La multiplication des scandales liés à la confiscation des finances locales par certains élus est le signe d’une démocratie malade. Les habitant-e-s des villes, grandes ou moyennes, des villages ou intercommunalités n’ont qu’un droit de regard limité sur les dépenses des élus locaux.

​Pendant trop longtemps, les citoyen-e-s ont accepté de se voir confisquer une partie de leur attribution légitime et souveraine. Dans les grandes villes, l’attribution des logements sociaux fut souvent un objet de scandales et de convoitise. Là où le mal logement progresse, où des centaines de milliers de familles se retrouvent en situation de précarité énergétique, fragilisant leur santé et leur vie quotidienne, certains maires de grandes villes confient des logements sociaux à leurs soutiens les plus fidèles, trahissant ainsi les règles les plus élémentaires du système social. A Paris, jusqu’en 2013, date à laquelle les médias ont exhumé l’affaire, une dizaine d’élu-e-s, de « gauche » (PS) comme de droite, bénéficiaient de logements sociaux. L’enquête du journal d’investigation Médiapart eut ainsi le mérite salutaire de mettre à jour l’un des plus grands scandales de la ville de Paris, mettant fin à une pratique abusive et scandaleuse.

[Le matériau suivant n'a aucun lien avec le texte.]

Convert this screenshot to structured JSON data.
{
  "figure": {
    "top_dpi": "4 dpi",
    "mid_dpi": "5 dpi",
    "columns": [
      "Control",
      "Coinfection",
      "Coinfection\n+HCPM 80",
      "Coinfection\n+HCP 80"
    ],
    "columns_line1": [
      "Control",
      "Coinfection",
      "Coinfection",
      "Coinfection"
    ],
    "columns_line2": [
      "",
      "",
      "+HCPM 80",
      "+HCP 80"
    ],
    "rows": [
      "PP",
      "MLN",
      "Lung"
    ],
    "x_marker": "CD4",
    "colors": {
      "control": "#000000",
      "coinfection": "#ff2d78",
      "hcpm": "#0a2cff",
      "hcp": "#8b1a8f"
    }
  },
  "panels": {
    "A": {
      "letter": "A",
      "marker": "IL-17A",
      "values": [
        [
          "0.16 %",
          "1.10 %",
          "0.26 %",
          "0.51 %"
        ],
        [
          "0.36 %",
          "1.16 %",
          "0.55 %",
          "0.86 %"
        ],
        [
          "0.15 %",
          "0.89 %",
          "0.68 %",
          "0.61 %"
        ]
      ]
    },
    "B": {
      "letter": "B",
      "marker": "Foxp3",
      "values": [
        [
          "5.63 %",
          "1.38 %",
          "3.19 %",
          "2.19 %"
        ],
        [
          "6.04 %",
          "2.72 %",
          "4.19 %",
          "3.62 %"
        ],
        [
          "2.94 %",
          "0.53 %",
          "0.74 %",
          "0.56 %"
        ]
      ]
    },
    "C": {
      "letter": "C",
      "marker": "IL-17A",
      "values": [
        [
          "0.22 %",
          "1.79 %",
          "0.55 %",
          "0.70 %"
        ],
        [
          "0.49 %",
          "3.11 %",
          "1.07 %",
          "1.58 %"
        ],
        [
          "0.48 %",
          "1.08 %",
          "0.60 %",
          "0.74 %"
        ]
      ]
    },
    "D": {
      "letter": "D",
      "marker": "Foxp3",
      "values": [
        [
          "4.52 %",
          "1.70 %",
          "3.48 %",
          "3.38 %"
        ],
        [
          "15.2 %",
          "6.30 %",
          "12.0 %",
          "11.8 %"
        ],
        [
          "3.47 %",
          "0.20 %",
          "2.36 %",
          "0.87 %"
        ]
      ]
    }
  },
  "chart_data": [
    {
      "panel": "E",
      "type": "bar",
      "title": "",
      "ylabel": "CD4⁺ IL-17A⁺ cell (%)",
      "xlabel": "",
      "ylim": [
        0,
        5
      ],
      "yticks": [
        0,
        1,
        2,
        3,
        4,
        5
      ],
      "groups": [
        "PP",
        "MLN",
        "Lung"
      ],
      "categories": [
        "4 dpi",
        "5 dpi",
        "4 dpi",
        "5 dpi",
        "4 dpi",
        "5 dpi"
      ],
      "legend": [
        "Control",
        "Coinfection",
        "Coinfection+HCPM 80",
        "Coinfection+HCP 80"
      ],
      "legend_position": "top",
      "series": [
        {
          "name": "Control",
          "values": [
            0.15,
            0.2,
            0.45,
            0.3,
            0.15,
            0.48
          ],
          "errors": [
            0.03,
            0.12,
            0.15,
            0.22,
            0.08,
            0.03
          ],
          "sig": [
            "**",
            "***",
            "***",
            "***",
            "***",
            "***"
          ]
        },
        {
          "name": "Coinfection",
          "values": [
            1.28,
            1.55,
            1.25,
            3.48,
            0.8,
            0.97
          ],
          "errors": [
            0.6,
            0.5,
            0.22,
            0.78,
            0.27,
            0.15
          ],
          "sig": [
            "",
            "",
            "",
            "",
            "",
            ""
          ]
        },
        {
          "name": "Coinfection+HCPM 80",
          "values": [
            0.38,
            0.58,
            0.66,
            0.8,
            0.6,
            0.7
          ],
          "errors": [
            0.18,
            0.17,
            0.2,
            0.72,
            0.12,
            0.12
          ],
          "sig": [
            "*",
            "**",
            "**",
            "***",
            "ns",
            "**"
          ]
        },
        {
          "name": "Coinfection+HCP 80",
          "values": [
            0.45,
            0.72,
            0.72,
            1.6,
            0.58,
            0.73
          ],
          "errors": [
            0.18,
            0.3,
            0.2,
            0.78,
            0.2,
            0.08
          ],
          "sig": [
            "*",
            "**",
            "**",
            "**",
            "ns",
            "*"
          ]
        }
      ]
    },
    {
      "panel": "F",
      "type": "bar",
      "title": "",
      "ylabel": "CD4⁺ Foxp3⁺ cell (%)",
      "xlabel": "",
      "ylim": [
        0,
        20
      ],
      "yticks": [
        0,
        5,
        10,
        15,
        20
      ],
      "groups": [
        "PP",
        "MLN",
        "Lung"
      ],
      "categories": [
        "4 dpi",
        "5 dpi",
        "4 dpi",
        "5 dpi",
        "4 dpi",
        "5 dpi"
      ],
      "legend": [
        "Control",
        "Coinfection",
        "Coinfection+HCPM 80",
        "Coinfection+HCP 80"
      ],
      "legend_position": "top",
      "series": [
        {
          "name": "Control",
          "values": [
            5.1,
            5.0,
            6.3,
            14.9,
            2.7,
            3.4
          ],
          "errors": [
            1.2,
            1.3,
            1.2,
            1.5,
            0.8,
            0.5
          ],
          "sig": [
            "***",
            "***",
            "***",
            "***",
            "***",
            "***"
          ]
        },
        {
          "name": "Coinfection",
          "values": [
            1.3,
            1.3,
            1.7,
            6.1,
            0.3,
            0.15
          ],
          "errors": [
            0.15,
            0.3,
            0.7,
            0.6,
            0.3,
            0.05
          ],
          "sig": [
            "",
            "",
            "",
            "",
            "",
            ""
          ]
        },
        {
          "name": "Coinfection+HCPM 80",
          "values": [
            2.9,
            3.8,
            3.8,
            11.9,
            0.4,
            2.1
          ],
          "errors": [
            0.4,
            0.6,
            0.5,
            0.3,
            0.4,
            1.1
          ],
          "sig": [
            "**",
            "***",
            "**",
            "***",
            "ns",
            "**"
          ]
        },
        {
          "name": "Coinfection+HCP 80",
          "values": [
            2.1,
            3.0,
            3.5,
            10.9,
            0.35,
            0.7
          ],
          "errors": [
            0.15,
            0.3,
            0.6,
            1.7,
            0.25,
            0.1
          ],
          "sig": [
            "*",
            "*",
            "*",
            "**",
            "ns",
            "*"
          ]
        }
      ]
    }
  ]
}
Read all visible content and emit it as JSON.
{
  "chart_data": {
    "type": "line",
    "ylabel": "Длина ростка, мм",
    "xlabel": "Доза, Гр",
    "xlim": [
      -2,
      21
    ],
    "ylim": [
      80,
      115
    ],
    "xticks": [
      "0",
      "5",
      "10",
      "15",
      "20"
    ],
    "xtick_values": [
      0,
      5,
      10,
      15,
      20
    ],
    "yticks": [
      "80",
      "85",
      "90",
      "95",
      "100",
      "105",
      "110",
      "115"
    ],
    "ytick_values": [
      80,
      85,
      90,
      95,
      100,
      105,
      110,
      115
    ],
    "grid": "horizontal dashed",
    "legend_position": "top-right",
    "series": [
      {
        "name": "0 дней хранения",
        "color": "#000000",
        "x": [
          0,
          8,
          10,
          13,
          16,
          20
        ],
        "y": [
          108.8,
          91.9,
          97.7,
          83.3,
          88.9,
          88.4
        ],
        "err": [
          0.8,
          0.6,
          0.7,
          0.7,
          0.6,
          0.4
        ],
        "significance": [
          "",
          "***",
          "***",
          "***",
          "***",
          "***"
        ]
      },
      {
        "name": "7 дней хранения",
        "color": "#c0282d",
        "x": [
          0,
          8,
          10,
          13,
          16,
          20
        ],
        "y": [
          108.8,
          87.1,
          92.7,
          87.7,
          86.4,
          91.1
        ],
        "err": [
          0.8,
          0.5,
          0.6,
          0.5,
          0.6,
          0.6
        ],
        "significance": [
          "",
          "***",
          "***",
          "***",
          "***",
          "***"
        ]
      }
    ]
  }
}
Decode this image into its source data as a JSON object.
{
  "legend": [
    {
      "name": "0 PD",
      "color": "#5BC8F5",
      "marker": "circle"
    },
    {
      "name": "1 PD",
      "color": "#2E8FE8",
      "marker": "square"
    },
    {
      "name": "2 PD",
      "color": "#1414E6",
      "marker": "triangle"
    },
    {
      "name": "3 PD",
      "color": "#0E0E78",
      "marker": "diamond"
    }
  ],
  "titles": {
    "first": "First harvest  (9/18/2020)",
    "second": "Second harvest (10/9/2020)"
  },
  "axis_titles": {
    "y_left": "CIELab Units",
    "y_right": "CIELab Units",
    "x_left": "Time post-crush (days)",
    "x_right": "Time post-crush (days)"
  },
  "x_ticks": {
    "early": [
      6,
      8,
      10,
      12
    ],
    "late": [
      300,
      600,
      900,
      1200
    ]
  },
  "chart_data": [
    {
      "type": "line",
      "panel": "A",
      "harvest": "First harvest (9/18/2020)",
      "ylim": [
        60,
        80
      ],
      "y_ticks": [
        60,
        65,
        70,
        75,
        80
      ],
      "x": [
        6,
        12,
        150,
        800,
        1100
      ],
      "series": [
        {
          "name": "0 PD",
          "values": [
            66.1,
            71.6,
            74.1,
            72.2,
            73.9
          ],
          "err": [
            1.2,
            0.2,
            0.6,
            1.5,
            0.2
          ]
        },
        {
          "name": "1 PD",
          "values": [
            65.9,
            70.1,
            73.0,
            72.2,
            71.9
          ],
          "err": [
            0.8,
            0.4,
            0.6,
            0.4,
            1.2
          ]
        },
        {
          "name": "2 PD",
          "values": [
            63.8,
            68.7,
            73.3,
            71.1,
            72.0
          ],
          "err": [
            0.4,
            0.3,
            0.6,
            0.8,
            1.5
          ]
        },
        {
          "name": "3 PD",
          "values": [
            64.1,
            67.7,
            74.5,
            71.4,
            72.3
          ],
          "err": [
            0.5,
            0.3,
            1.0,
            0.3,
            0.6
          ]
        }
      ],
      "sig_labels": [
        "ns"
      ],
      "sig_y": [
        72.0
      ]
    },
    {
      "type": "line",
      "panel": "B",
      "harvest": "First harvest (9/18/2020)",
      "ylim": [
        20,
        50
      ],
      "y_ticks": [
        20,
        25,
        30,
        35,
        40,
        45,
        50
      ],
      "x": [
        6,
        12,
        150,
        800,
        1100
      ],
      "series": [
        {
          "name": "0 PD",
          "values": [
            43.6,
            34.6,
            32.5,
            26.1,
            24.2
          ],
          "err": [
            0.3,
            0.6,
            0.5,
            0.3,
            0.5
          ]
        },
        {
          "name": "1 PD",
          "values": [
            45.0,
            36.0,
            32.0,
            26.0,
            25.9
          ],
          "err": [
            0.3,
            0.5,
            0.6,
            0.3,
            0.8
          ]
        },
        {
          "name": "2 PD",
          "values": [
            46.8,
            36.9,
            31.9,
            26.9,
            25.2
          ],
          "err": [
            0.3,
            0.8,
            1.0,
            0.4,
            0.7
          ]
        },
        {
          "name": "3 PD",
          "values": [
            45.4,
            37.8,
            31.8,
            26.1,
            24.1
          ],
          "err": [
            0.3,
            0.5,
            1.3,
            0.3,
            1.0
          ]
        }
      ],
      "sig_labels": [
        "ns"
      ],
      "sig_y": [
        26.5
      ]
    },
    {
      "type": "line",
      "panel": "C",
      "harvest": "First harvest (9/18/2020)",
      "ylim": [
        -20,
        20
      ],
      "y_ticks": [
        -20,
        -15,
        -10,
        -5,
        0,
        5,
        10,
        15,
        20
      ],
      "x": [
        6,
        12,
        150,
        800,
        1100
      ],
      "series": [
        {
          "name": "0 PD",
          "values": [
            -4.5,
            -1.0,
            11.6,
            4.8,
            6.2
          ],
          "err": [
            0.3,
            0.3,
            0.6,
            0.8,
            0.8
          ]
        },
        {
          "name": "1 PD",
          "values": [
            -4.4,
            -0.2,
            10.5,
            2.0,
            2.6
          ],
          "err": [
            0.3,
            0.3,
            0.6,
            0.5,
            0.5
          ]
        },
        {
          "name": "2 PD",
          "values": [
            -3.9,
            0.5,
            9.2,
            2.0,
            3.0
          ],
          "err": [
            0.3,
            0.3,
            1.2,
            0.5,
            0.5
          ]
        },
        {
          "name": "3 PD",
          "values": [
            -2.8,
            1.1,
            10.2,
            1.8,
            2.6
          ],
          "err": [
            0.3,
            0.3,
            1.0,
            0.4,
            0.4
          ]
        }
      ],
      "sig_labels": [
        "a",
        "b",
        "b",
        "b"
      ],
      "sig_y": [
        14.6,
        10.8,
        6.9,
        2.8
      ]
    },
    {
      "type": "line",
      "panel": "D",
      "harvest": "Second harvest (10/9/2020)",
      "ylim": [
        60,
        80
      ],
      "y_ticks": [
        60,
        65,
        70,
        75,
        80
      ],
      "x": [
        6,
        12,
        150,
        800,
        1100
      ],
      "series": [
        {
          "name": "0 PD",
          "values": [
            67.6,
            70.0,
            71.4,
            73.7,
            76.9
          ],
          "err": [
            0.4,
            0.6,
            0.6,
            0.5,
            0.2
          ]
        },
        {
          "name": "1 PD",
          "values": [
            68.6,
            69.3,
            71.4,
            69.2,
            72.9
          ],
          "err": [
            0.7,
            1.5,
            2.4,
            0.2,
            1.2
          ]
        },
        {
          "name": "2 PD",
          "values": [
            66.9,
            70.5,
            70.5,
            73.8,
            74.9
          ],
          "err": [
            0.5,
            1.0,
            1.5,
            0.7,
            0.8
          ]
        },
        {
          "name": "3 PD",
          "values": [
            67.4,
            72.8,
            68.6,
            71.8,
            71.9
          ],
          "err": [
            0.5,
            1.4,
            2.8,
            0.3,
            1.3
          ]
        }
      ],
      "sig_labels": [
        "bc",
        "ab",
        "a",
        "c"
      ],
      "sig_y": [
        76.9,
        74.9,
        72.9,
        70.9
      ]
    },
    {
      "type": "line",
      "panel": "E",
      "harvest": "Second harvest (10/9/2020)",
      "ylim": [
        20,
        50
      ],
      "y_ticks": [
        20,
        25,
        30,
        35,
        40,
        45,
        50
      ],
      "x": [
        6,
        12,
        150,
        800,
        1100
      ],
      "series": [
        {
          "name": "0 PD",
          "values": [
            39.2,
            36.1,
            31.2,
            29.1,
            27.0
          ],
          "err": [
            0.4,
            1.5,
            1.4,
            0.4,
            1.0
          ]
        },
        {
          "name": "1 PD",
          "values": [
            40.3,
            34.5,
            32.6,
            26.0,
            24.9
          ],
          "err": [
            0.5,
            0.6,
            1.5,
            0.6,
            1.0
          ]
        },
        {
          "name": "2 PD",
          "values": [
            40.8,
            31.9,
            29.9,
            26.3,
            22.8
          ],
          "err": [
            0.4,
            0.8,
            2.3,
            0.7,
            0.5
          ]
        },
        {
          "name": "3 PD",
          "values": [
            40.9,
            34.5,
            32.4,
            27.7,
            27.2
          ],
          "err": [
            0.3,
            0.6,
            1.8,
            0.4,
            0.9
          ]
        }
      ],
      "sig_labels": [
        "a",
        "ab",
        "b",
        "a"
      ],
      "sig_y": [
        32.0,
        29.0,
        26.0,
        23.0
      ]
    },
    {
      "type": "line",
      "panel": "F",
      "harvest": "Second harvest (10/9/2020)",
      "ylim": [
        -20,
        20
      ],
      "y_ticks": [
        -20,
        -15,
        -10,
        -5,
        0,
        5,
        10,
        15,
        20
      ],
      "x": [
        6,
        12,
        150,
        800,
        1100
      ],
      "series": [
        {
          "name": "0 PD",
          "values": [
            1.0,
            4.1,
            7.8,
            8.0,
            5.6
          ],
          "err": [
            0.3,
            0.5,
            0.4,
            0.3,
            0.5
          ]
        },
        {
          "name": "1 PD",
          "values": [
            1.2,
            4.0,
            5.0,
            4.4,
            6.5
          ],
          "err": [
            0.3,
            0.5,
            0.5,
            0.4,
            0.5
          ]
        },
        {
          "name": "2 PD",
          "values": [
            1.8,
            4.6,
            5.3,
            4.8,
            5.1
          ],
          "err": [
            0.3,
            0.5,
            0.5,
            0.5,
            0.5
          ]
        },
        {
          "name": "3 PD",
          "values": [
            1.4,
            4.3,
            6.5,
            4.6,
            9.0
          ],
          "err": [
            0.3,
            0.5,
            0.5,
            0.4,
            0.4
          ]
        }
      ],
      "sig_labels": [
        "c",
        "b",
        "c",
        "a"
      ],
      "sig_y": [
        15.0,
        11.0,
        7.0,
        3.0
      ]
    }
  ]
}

​Autre secteur sensible, les parcs d’attraction représentent aussi des sommes d’argents colossales gaspillées, au mépris de l’intérêt des habitants d’un territoire. A Calais, l’histoire est ubuesque. Selon le magazine Marianne, la maire sarkoziste de Calais, Natacha Bouchart, connue pour ses positions radicales et xénophobes, avait confié à Yann Trann Long, marqué par ses accointances affichées avec la mouvance la plus violente de l’extrême-droite nationaliste, le masterplanning d’un parc de loisir. Plus tragique encore, cet –ancien ( ?)- militant néonazi, possédait une société (et surement des millions cachés) à Hong-Kong, connu pour système fiscal particulièrement … avantageux. En Normandie, c’est Didier Peralta, alors vice-président de la communauté Caux Vallée de Seine en charge du pôle qualité de vie, tourisme et développement durable, qui fut mis en cause par la presse locale dans la construction d’un parc d’attraction. Le coût global du parc fut de 30 millions d’euros, pour des retombées insignifiantes. Cet argent n’aurait-il pas été mieux investi dans des projets sociaux, scolaires ou réellement culturels, à destination des populations les moins favorisées de la localité ? L’engagement des citoyens face aux grands projets inutiles et imposés, comme à Notre-Dame-des-Landes ou au Grand Contournement Ouest (GCO) à Strasbourg, a permis de retarder et de créer une résistance citoyenne puissante face aux délires d’élus locaux ou nationaux.

​Plus récemment, ce sont les parcs éoliens qui furent au centre de l’attention des médias. En Normandie notamment, les « prises illégales d’intérêts » sont désormais courantes. L’ingérence des élus dans les processus décisionnaires renvoie parfois même à des situations de corruptions avérées. Alors même que le développement des énergies alternatives constitue un outil précieux de sauvegarde de notre environnement et de notre écosystème, l’usage abusif qu’en font les élus représente une menace pour ces projets pourtant essentiels.

​Sans vaste mouvement d’ampleur, né d’une colère citoyenne face aux grands projets inutiles et imposés, certains élus locaux continueront de confisquer, pour leur intérêt propre, une partie de l’argent public, sans considération du bien public ou des besoins de chacun-e-s.